L’obiettivo dichiarato era quello di impedire l’apertura di un nuovo fronte da parte della stessa Hezbollah, di cui si temeva ancora una presenza, pur limitata, in Siria. Oppure più in generale delle milizie sciite alleate di Teheran, seguendo una dottrina di “prevenzione attiva“, e spingendosi di alcuni chilometri oltre la linea regolata dall’accordo di disimpegno del 1974, con cui si era già creata una zona cuscinetto monitorata dalla missione Undof.
Se Israele prima del 2024 occupava i due terzi delle alture del Golan, fino alla cosiddetta “Linea alfa” pattuita nel 1974, durante gli ultimi avanzamenti Tel Aviv ha operato nella zona cuscinetto Onu, occupando poi alcune alture tattiche del Golan e aree della provincia di Quneitra, sempre oltre la linea del 1974, riservandosi di creare una sorta di “zona di interdizione“. Ciò, peraltro, ha anche facilitato l’ingaggio e la sobillazione dei drusi della provincia di Sweida (i drusi di Israele vivono proprio nel Golan occupato), in chiave separatista o comunque tesa a facilitare la frammentazione della Siria.
Lo si è visto anche nello stesso Libano proprio in questi ultimi mesi.
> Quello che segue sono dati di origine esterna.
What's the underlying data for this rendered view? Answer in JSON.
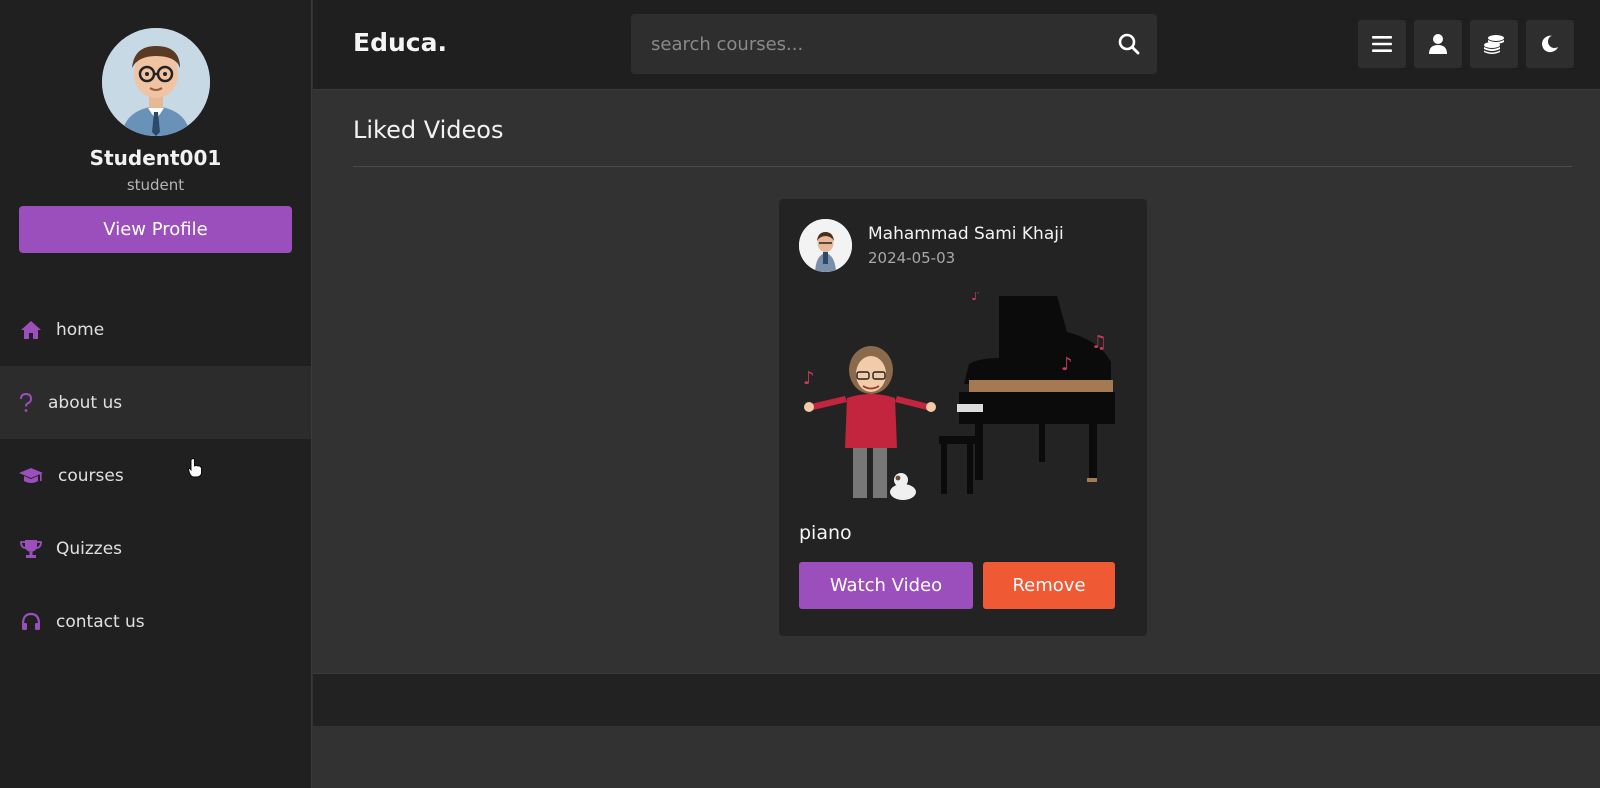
{
  "header": {
    "logo": "Educa.",
    "search_placeholder": "search courses..."
  },
  "sidebar": {
    "profile": {
      "name": "Student001",
      "role": "student",
      "view_profile_label": "View Profile"
    },
    "items": [
      {
        "label": "home",
        "icon": "home-icon"
      },
      {
        "label": "about us",
        "icon": "question-icon"
      },
      {
        "label": "courses",
        "icon": "graduation-cap-icon"
      },
      {
        "label": "Quizzes",
        "icon": "trophy-icon"
      },
      {
        "label": "contact us",
        "icon": "headset-icon"
      }
    ]
  },
  "main": {
    "title": "Liked Videos",
    "card": {
      "author": "Mahammad Sami Khaji",
      "date": "2024-05-03",
      "title": "piano",
      "watch_label": "Watch Video",
      "remove_label": "Remove"
    }
  },
  "colors": {
    "accent": "#9b4fbd",
    "danger": "#ef5a35",
    "sidebar_bg": "#202020",
    "main_bg": "#323232"
  }
}
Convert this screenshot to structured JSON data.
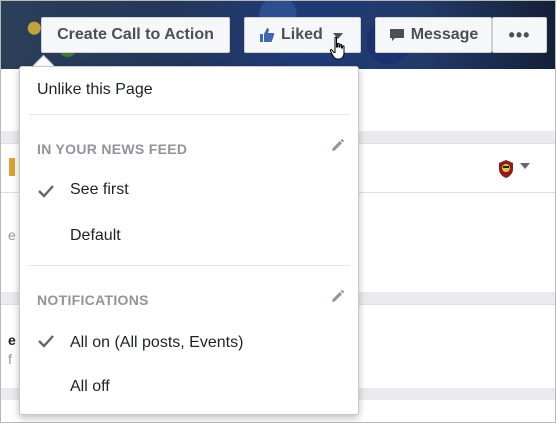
{
  "header": {
    "create_cta_label": "Create Call to Action",
    "liked_label": "Liked",
    "message_label": "Message",
    "more_label": "•••"
  },
  "menu": {
    "unlike_label": "Unlike this Page",
    "news_feed": {
      "section_label": "IN YOUR NEWS FEED",
      "options": [
        {
          "label": "See first",
          "checked": true
        },
        {
          "label": "Default",
          "checked": false
        }
      ]
    },
    "notifications": {
      "section_label": "NOTIFICATIONS",
      "options": [
        {
          "label": "All on (All posts, Events)",
          "checked": true
        },
        {
          "label": "All off",
          "checked": false
        }
      ]
    }
  },
  "background": {
    "peek_1": "e",
    "peek_2": "e",
    "peek_3": "f"
  },
  "colors": {
    "like_blue": "#4267b2",
    "button_bg": "#f6f7f9",
    "section_gray": "#90949c",
    "text_dark": "#1d2129"
  },
  "icons": {
    "liked": "thumbs-up-icon",
    "message": "speech-bubble-icon",
    "edit": "pencil-icon",
    "check": "checkmark-icon",
    "cursor": "hand-pointer-icon",
    "post_actor": "page-profile-icon"
  }
}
Sebbene il cessate il fuoco – rispettato da Hezbollah e dalle altre milizie palestinesi in Libano – prevedesse il loro ritiro dal territorio libanese, le Idf hanno mantenuto delle postazioni sulla collina accanto al villaggio di Labbouneh, sul Jabal blat, di fronte ai villaggi israeliani di confine di Avivim e Malkia, di fronte a Margaliot, e tra Hula e Markaba, leggermente più in profondità nel territorio libanese (circa 1,5 km). La motivazione ufficiale stava, a detta di Israele, nel tentativo di prevenire il ripristino di nuove postazioni di Hezbollah (evidentemente fallito, se è vero che da lì sono partiti i missili di qualche giorno fa. Oltre alle continue violazioni del cessate il fuoco e oltre a non aver mai eseguito il pattuito ritiro delle proprie truppe dal Libano, neanche dopo la fine della prima fase di disarmo nel sud del Libano (posta come condizione al ritiro da parte di Tel Aviv), sono state almeno due le occasioni in cui dei gruppi di coloni, provenienti dal nord di Israele, sotto agli occhi delle Idf – che in seguito li hanno dissuasi – hanno attraversato il confine per stabilirsi in villaggi distrutti del sud, come Maroun al Ras, invocandone la colonizzazione, similmente a quanto invocato dai coloni nel sud di Israele su Gaza, e traendo chiara ispirazione dalla ormai totale colonizzazione della West Bank, nella quale vivono oggi non meno di 800mila coloni del tutto illegalmente.

È altresì allarmante la cornice all’interno della quale si inscrive tutto ciò. Un Paese, Israele, che non ha mai dichiarato i propri confini e che occupa a tempo indeterminato, da decenni, varie terre che definisce “contese”. Un Paese che è oggi guidato da un governo da un lato dominato da un partito – il Likud – che ha nel proprio statuto l’aspirazione alla “Grande Israele” (ribadita in modo disinvolto dall’ambasciatore americano in Israele, Mike Huckabee, in una recente intervista con Tucker Carlson), che si estenda dal fiume Nilo (in Egitto) al fiume Eufrate (in Iraq), e dall’altro sostenuto da forze politiche messianiche – i Ben Gvir e gli Smotrich – che non nascondono nemmeno più la volontà di completare (a Gaza e West Bank) o realizzare (in Libano) la pulizia etnica e la ricolonizzazione.